Tutto ciò mentre la digitalizzazione e lo smart working cambieranno in profondità il nostro modo di lavorare. Sia per le competenze richieste, che per le forme contrattuali e le tutele collettive. Per realizzare questo aggiustamento e arrivare a una nuova situazione di stabilità ci vorrà tempo. E’ quindi inimmaginabile pensare di lasciare tale processo solo nelle mani del mercato, perché ciò provocherebbe un enorme costo umano, ma dovrà essere gestito e governato anche da chi ha compiti di responsabilità all’interno delle nostre aziende.
La crisi infine ci dice che, al di là della domanda e dell'offerta, c’è almeno un altro aspetto che sarebbe delittuoso non considerare ed è la fragilità dei sistemi su cui si basa la nostra società attuale. Se è vero che la complessità del mondo che abbiamo costruito ci permette di avere livelli di benessere mai visti; è altrettanto vero che essa ci espone a choc sistemici di varia natura ed entità. Negli ultimi vent'anni se ne sono registrati almeno tre: l'11 settembre, collegato alle tensioni culturali e religiose; la crisi finanziaria del 2008, che ha messo a nudo l'inadeguatezza dei sistemi finanziari globali; e ora il Covid 19 che si è diffuso in ogni angolo del pianeta nel giro di poche settimane. L’instabilità e la vulnerabilità dei sistemi sui quali si regge la nostra vita quotidiana è un dato di fatto che non si può più ignorare. Sappiamo che altri choc ci colpiranno negli anni futuri. Ciò significa che dobbiamo prepararci per tempo, con gli investimenti e le riorganizzazioni necessarie, sia nella vita sociale (dalla sanità al debito pubblico), che nelle nostre aziende: dove il tornare ad essere anche locali, oltre che globali; dove l’essere di nuovo filiera in un pool di aziende, invece che sempre e solo uno contro l’altro (specie nella nostra variopinta società italiana); dove far prevalere il successo della collettività rispetto al successo personale, saranno le chiavi di volta per farci trovare pronti alle nuove sfide che ci attendono.
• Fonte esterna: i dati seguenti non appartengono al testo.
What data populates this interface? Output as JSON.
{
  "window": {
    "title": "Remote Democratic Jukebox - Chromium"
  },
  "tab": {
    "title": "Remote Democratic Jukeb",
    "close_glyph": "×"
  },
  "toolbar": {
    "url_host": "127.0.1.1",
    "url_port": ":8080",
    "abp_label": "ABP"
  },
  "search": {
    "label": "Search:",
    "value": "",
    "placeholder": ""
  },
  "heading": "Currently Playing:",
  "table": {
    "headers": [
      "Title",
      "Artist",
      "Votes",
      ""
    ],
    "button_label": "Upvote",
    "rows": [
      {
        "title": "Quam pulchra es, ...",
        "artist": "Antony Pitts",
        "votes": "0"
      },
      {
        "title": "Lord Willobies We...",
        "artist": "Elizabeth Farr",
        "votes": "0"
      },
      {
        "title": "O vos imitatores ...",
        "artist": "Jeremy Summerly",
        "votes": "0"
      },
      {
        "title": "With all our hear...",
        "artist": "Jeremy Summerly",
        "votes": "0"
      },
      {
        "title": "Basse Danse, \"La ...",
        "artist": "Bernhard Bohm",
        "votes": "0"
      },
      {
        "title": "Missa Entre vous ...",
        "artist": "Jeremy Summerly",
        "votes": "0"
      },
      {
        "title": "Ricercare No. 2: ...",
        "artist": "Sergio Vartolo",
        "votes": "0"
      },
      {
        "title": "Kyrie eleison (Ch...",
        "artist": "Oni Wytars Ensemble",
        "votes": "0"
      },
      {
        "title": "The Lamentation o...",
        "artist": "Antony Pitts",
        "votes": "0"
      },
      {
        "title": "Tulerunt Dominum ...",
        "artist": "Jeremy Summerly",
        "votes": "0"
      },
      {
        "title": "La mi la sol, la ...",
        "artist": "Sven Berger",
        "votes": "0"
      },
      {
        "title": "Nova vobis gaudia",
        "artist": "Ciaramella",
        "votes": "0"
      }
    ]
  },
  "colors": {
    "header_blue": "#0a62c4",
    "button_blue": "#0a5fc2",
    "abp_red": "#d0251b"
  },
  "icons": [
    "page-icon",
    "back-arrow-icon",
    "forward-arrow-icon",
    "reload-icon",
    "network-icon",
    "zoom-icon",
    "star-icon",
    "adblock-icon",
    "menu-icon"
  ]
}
In conclusione dalle grandi crisi storiche possono derivare esiti opposti: disastri ancora più grandi (come nel caso della Prima guerra mondiale) oppure accelerazioni positive (come fu dopo la fine della Seconda guerra mondiale), starà ora a noi ridisegnare lo scenario futuro che ci attenderà e ridare alle prossime generazioni speranze concrete e prospettive certe. Ora tocca a noi in prima persona, non avremo più alibi e non potremo più nasconderci dietro ad un evento maledetto e imprevisto, perché la storia e l’esperienza ci dicono che d’ora in poi dovremo farci trovare pronti!